Berlin. Die Polizei hat bei Hannover einen weiteren mutmaßlichen Komplizen im Fall der Döner-Morde festgenommen, die vermutlich durch eine rechtsextremistische Gruppierung verübt wurden. ein 37-Jähriger  Deutscher werde dringend verdächtigt, ebenfalls Mitglied der terroristischen Vereinigung "Nationalsozialistischer Untergrund" (NSU) zu sein, teilte die Bundesanwaltschaft in Karlsruhe mit. Die Wohnung des Verdächtigen werde durchsucht. Die NSU wird auch für die Morde an acht türkisch stämmigen Deutschen und einem Griechen zwischen 2000 und 2006 sowie für den Mordanschlag im April 2007 auf zwei Polizisten in Heilbronn verantwortlich gemacht.

Der Verdächtige habe seit Ende der 1990er Jahre mit den übrigen Mitgliedern der NSU in Kontakt gestanden, teilte die Bundesanwaltschaft mit.
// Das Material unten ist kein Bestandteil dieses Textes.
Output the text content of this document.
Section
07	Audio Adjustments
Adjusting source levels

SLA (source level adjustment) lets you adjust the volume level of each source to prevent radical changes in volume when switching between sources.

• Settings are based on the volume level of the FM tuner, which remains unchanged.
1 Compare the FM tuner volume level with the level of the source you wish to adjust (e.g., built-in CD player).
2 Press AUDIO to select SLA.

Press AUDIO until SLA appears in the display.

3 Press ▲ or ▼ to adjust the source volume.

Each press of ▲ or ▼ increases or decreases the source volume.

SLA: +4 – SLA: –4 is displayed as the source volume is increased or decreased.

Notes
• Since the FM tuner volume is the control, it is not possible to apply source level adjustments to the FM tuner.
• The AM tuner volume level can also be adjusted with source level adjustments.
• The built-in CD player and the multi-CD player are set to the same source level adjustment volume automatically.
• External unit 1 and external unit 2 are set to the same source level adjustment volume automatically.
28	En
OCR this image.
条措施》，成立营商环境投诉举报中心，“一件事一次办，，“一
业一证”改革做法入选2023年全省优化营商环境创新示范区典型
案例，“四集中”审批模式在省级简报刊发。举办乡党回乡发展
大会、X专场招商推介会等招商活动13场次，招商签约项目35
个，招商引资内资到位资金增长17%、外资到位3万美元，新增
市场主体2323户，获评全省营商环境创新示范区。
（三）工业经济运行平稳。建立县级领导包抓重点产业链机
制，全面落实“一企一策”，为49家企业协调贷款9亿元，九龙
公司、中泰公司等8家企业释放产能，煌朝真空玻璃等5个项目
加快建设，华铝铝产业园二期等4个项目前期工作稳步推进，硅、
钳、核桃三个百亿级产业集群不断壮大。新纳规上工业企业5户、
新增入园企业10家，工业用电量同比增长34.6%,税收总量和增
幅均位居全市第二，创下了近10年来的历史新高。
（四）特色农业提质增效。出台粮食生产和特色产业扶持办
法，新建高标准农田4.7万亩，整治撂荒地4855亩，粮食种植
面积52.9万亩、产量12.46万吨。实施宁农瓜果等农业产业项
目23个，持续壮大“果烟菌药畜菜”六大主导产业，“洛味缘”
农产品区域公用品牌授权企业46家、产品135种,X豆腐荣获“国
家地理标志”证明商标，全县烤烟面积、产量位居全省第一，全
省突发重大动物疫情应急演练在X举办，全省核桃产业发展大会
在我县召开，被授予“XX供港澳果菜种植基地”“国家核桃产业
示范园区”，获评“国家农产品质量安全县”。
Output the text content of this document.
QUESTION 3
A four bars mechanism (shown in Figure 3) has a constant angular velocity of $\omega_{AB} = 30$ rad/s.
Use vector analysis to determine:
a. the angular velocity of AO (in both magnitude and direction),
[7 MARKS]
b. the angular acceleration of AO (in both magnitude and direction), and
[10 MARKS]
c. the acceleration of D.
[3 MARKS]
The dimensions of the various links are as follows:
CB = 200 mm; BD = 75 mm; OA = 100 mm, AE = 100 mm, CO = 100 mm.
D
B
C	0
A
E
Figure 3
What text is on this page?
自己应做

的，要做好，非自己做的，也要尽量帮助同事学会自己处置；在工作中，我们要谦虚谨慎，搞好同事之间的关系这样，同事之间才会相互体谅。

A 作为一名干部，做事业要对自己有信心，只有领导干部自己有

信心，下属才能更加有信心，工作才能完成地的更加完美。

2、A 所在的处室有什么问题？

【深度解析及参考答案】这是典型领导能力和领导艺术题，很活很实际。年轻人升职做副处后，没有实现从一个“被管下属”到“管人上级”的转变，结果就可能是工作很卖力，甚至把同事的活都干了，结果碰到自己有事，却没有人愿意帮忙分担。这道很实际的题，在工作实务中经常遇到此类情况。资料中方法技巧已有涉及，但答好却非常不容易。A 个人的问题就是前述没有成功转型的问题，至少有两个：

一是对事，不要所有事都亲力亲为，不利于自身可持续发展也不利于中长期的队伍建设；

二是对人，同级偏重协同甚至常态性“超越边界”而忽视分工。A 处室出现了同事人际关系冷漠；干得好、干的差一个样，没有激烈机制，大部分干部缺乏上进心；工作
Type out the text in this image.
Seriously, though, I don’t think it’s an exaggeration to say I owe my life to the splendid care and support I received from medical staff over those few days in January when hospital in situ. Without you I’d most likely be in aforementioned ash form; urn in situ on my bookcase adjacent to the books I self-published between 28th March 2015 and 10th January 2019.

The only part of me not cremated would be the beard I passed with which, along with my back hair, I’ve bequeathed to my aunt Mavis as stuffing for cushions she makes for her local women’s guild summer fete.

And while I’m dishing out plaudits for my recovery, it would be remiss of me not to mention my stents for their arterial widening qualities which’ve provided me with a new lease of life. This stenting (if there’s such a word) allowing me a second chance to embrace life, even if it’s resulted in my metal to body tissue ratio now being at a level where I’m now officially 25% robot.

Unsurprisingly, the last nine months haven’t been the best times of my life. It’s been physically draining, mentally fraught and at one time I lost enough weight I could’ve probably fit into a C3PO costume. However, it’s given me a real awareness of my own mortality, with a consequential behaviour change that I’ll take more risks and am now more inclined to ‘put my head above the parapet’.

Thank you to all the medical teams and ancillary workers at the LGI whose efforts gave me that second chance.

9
Er habe deren fremdenfeindliche Einstellung geteilt und sei in dieselben rechtsextremistischen Kreise eingebunden gewesen. Der 37-Jährige werde beschuldigt, den drei untergetauchten Mitgliedern der NSU 2007 seinen Führerschein und vor etwa vier Monaten seinen Reisepass zur Verfügung gestellt zu haben. Zudem habe er mehrfach Wohnmobile für die Gruppe angemietet. Eines der Fahrzeuge sei bei dem Polizistenmord in Heilbronn benutzt worden. Die Bundesanwaltschaft ermittle außerdem gegen ihn, weil er sich möglicherweise direkt an den Mordtaten der NSU beteiligt habe, erklärte die Behörde. Am Montag solle er dem Ermittlungsrichter beim Bundesgerichtshof vorgeführt werden. Von den drei übrigen mutmaßlichen Mitgliedern der NSU sind zwei tot, eine Verdächtige sitzt in Untersuchungshaft.

Warnung vor Rechtsterrorismus

Nach dem Bekanntwerden der offenbar rechtsterroristischen Mordserie in Deutschland geraten die Sicherheitsbehörden indessen immer mehr in die Schusslinie. Der Vorsitzende des für die Kontrolle der Geheimdienste zuständigen Bundestags-Gremiums, Thomas Oppermann, erklärte am Samstag, er sei schockiert, dass es einer rechtsextremen Bande gelinge, über zehn Jahre hinweg unbehelligt Morde in Deutschland zu begehen. Es müsse gefragt werden, was bei der Aufklärung schiefgelaufen sei.

Die mutmaßlichen Täter wären schließlich schon in den 1990er Jahren unter Beobachtung des Verfassungsschutzes gestanden. "Der Thüringer Verfassungsschutz hatte 24 Aktenordner, aber keine Ahnung", kritisierte der SPD-Politiker. Der Fall müsse ein Weckruf sein, Rechtsextremismus endlich entschieden zu bekämpfen.